Once characterized and manipulated to provide signals for appropriate expression, cloned genes may be inserted into organisms, generating transgenic organisms, also termed genetically modified organisms (GMOs). Although most GMOs are generated for purposes of basic biological research (see for example, transgenic mouse), a number of GMOs have been developed for commercial use, ranging from animals and plants that produce pharmaceuticals or other compounds (pharming), herbicide-resistant crop plants, and fluorescent tropical fish (GloFish) for home entertainment.
Gene therapy involves supplying a functional gene to cells lacking that function, with the aim of correcting a genetic disorder or acquired disease. Gene therapy can be broadly divided into two categories. The first is alteration of germ cells, that is, sperm or eggs, which results in a permanent genetic change for the whole organism and subsequent generations. This “germ line gene therapy” is considered by many to be unethical in human beings. The second type of gene therapy, “somatic cell gene therapy”, is analogous to an organ transplant. In this case, one or more specific tissues are targeted by direct treatment or by removal of the tissue, addition of the therapeutic gene or genes in the laboratory, and return of the treated cells to the patient. Clinical trials of somatic cell gene therapy began in the late 1990s, mostly for the treatment of cancers and blood, liver, and lung disorders.
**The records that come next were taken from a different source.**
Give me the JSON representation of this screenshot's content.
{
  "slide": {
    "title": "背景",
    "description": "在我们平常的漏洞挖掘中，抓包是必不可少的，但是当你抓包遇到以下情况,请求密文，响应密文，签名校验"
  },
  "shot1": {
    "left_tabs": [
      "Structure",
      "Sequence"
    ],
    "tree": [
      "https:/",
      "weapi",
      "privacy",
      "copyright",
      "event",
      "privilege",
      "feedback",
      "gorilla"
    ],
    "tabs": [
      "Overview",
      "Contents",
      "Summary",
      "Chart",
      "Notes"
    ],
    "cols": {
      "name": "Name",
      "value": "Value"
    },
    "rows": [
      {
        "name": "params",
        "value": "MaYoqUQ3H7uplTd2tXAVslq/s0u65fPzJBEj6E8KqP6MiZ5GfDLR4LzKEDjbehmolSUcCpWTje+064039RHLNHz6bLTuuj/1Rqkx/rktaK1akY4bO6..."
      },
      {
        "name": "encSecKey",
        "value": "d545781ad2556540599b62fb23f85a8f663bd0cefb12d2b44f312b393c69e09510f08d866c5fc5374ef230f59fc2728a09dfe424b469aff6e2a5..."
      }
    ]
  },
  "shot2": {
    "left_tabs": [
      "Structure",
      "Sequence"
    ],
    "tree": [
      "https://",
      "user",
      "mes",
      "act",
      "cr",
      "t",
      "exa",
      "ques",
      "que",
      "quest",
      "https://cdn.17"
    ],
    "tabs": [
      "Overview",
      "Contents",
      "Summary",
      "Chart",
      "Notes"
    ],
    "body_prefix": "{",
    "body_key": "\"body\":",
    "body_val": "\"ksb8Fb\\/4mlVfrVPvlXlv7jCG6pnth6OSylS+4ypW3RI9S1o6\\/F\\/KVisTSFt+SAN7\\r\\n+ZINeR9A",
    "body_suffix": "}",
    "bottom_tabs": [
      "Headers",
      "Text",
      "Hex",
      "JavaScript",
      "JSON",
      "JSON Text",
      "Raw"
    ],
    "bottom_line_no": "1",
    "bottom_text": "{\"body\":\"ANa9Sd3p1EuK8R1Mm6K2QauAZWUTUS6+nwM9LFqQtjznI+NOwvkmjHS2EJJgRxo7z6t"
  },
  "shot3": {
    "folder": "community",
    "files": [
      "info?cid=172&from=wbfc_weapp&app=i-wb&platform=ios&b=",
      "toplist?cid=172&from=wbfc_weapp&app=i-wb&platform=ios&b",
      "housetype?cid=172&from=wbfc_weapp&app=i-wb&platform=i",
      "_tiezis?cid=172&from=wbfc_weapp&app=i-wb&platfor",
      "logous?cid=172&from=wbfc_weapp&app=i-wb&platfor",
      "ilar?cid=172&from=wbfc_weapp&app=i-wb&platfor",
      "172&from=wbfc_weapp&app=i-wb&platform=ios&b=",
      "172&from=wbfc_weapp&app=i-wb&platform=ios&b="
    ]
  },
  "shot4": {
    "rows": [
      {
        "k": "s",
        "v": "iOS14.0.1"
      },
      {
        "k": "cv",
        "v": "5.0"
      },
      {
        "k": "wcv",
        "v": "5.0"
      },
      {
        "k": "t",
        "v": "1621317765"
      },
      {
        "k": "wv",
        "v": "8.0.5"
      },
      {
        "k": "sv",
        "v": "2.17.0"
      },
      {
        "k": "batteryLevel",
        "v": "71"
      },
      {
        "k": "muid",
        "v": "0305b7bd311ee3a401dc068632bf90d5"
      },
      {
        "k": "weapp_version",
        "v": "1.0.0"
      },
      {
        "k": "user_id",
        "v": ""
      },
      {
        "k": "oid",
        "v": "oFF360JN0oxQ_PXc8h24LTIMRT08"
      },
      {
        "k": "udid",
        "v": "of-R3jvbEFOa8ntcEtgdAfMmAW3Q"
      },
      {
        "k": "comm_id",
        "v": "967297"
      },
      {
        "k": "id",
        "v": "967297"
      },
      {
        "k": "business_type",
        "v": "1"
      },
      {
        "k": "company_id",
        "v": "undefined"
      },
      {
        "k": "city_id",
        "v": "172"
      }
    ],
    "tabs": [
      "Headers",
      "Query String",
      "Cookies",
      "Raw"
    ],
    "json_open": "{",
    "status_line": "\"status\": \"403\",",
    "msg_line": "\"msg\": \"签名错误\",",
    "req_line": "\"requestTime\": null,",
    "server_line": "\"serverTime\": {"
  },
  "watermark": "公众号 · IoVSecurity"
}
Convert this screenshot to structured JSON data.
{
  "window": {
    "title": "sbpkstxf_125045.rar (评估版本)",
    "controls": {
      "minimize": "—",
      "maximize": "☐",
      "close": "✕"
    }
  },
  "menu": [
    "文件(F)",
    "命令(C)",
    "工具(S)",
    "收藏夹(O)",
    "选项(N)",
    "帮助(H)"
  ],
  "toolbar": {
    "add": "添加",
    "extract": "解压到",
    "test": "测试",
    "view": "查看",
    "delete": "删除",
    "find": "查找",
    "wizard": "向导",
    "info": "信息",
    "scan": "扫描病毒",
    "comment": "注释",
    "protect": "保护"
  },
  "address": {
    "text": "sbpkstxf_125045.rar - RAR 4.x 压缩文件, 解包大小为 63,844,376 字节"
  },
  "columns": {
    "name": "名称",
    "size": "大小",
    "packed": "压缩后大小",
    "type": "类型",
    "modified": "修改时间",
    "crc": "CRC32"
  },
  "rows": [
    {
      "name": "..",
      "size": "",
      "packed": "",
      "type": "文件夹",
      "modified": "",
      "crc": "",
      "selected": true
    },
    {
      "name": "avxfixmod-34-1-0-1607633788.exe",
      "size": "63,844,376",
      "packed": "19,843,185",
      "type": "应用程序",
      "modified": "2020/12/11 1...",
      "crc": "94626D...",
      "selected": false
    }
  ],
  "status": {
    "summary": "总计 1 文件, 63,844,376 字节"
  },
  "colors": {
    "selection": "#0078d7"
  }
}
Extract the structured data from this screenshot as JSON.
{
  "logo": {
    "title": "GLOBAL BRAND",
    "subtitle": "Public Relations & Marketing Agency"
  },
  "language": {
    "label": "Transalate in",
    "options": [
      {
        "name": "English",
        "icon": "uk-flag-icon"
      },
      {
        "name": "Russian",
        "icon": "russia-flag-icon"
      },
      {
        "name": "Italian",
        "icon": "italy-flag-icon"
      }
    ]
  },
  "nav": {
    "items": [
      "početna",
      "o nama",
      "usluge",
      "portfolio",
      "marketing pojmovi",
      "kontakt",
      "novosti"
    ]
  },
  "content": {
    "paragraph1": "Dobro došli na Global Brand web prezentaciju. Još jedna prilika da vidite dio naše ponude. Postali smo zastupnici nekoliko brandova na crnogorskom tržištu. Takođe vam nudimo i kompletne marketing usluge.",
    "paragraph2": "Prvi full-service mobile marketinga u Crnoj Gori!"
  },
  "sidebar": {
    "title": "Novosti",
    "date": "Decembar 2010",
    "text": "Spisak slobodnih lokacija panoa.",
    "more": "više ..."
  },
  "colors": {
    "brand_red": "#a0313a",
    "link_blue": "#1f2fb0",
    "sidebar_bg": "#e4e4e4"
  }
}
Despite a great deal of publicity and promises, the history of human gene therapy has been characterized by relatively limited success. The effect of introducing a gene into cells often promotes only partial and/or transient relief from the symptoms of the disease being treated. Some gene therapy trial patients have suffered adverse consequences of the treatment itself, including deaths. In some cases, the adverse effects result from disruption of essential genes within the patient's genome by insertional inactivation. In others, viral vectors used for gene therapy have been contaminated with infectious virus. Nevertheless, gene therapy is still held to be a promising future area of medicine, and is an area where there is a significant level of research and development activity.